La tragédie de la drogue frappe à nouveau la communauté de Boulbinet. Un jeune homme a perdu la vie au débarcadère de la pêche artisanale. Ce samedi, une nouvelle victime, Lamine Soumah, s’est éteinte après une consommation excessive de stupéfiants, marquant une fois de plus la lutte désespérée de la jeunesse contre ce fléau.
Ce dimanche, les amis de Lamine ont découvert son corps échoué sur la plage, enveloppé dans du sable, exacerbant la tristesse et l’impuissance qui règnent parmi ceux qui l’entourent. Âgé d’une trentaine d’années et fils d’un artiste comédien, Lamine était connu pour sa dépendance à la drogue, un mal qui a déjà coûté la vie à de nombreux jeunes du pays.
Témoignant de l’impact dévastateur de cette situation, ses amis affirment qu’ils sont désormais habitués à voir leurs camarades périr de manière banale à cause de la consommation de la drogue. La police technique et scientifique ainsi que la protection civile ont été rapidement mobilisées pour établir les premiers constats et transférer le corps à la morgue.
Le frère de Lamine qui a été informé de la tragédie, s’est rendu sur place pour identifier le corps.
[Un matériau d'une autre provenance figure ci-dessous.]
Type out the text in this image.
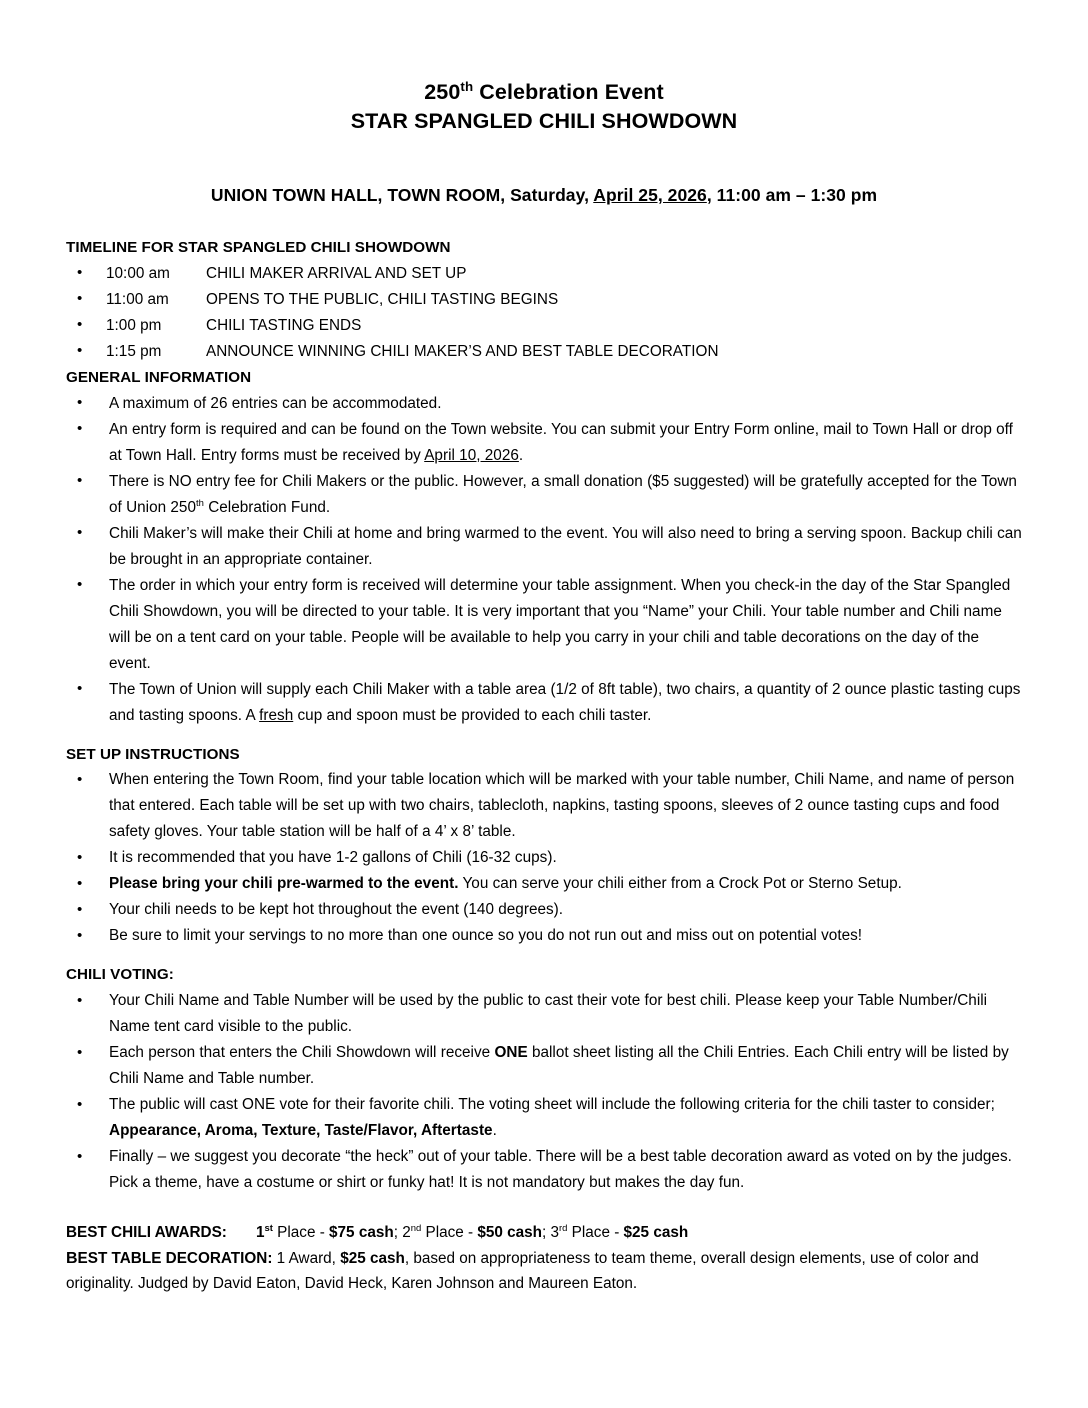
250th Celebration Event
STAR SPANGLED CHILI SHOWDOWN
UNION TOWN HALL, TOWN ROOM, Saturday, April 25, 2026, 11:00 am – 1:30 pm
TIMELINE FOR STAR SPANGLED CHILI SHOWDOWN
• 10:00 am CHILI MAKER ARRIVAL AND SET UP
• 11:00 am OPENS TO THE PUBLIC, CHILI TASTING BEGINS
• 1:00 pm	CHILI TASTING ENDS
• 1:15 pm	ANNOUNCE WINNING CHILI MAKER’S AND BEST TABLE DECORATION
GENERAL INFORMATION
• A maximum of 26 entries can be accommodated.
• An entry form is required and can be found on the Town website. You can submit your Entry Form online, mail to Town Hall or drop off at Town Hall. Entry forms must be received by April 10, 2026.
• There is NO entry fee for Chili Makers or the public. However, a small donation ($5 suggested) will be gratefully accepted for the Town of Union 250th Celebration Fund.
• Chili Maker’s will make their Chili at home and bring warmed to the event. You will also need to bring a serving spoon. Backup chili can be brought in an appropriate container.
• The order in which your entry form is received will determine your table assignment. When you check-in the day of the Star Spangled Chili Showdown, you will be directed to your table. It is very important that you “Name” your Chili. Your table number and Chili name will be on a tent card on your table. People will be available to help you carry in your chili and table decorations on the day of the event.
• The Town of Union will supply each Chili Maker with a table area (1/2 of 8ft table), two chairs, a quantity of 2 ounce plastic tasting cups and tasting spoons. A fresh cup and spoon must be provided to each chili taster.
SET UP INSTRUCTIONS
• When entering the Town Room, find your table location which will be marked with your table number, Chili Name, and name of person that entered. Each table will be set up with two chairs, tablecloth, napkins, tasting spoons, sleeves of 2 ounce tasting cups and food safety gloves. Your table station will be half of a 4’ x 8’ table.
• It is recommended that you have 1-2 gallons of Chili (16-32 cups).
• Please bring your chili pre-warmed to the event. You can serve your chili either from a Crock Pot or Sterno Setup.
• Your chili needs to be kept hot throughout the event (140 degrees).
• Be sure to limit your servings to no more than one ounce so you do not run out and miss out on potential votes!
CHILI VOTING:
• Your Chili Name and Table Number will be used by the public to cast their vote for best chili. Please keep your Table Number/Chili Name tent card visible to the public.
• Each person that enters the Chili Showdown will receive ONE ballot sheet listing all the Chili Entries. Each Chili entry will be listed by Chili Name and Table number.
• The public will cast ONE vote for their favorite chili. The voting sheet will include the following criteria for the chili taster to consider; Appearance, Aroma, Texture, Taste/Flavor, Aftertaste.
• Finally – we suggest you decorate “the heck” out of your table. There will be a best table decoration award as voted on by the judges. Pick a theme, have a costume or shirt or funky hat! It is not mandatory but makes the day fun.
BEST CHILI AWARDS: 1st Place - $75 cash; 2nd Place - $50 cash; 3rd Place - $25 cash
BEST TABLE DECORATION: 1 Award, $25 cash, based on appropriateness to team theme, overall design elements, use of color and originality. Judged by David Eaton, David Heck, Karen Johnson and Maureen Eaton.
Il a révélé que son jeune frère n’était pas rentré à la maison depuis plusieurs mois et qu’il avait été arrêté à plusieurs reprises pour des infractions liées à la consommation de la drogue. “C’est inacceptable, et cela doit cesser,” a-t-il déclaré, exprimant son chagrin et sa colère face à ces morts en cascade suite à la consommation de ces stupéfiants.
Ce nouvel incident soulève encore une fois, la question du problème grandissant de la consommation de la drogue parmi la jeunesse guinéenne. Les autorités, en particulier celles de la police technique et scientifique, lancent un appel pressant à la jeunesse : “Abandonnez la drogue, quittez les débarcadères et revenez vers vos familles.”
Cette tragédie rappelle la nécessité d’une action collective pour faire face à ce fléau. La communauté, les autorités et les proches doivent travailler ensemble pour sensibiliser la jeunesse et proposer des alternatives viables. La lutte contre la drogue ne peut être menée qu’avec la participation active de tous.
À Boulbinet, comme dans d’autres quartiers de la ville, l’espoir d’un changement et d’une prise de conscience est plus que jamais vital pour prévenir d’autres tragédies. Lamine Soumah et tant d’autres ne doivent pas être oubliés, mais plutôt servir de leçon afin de bâtir un avenir meilleur pour les générations à venir.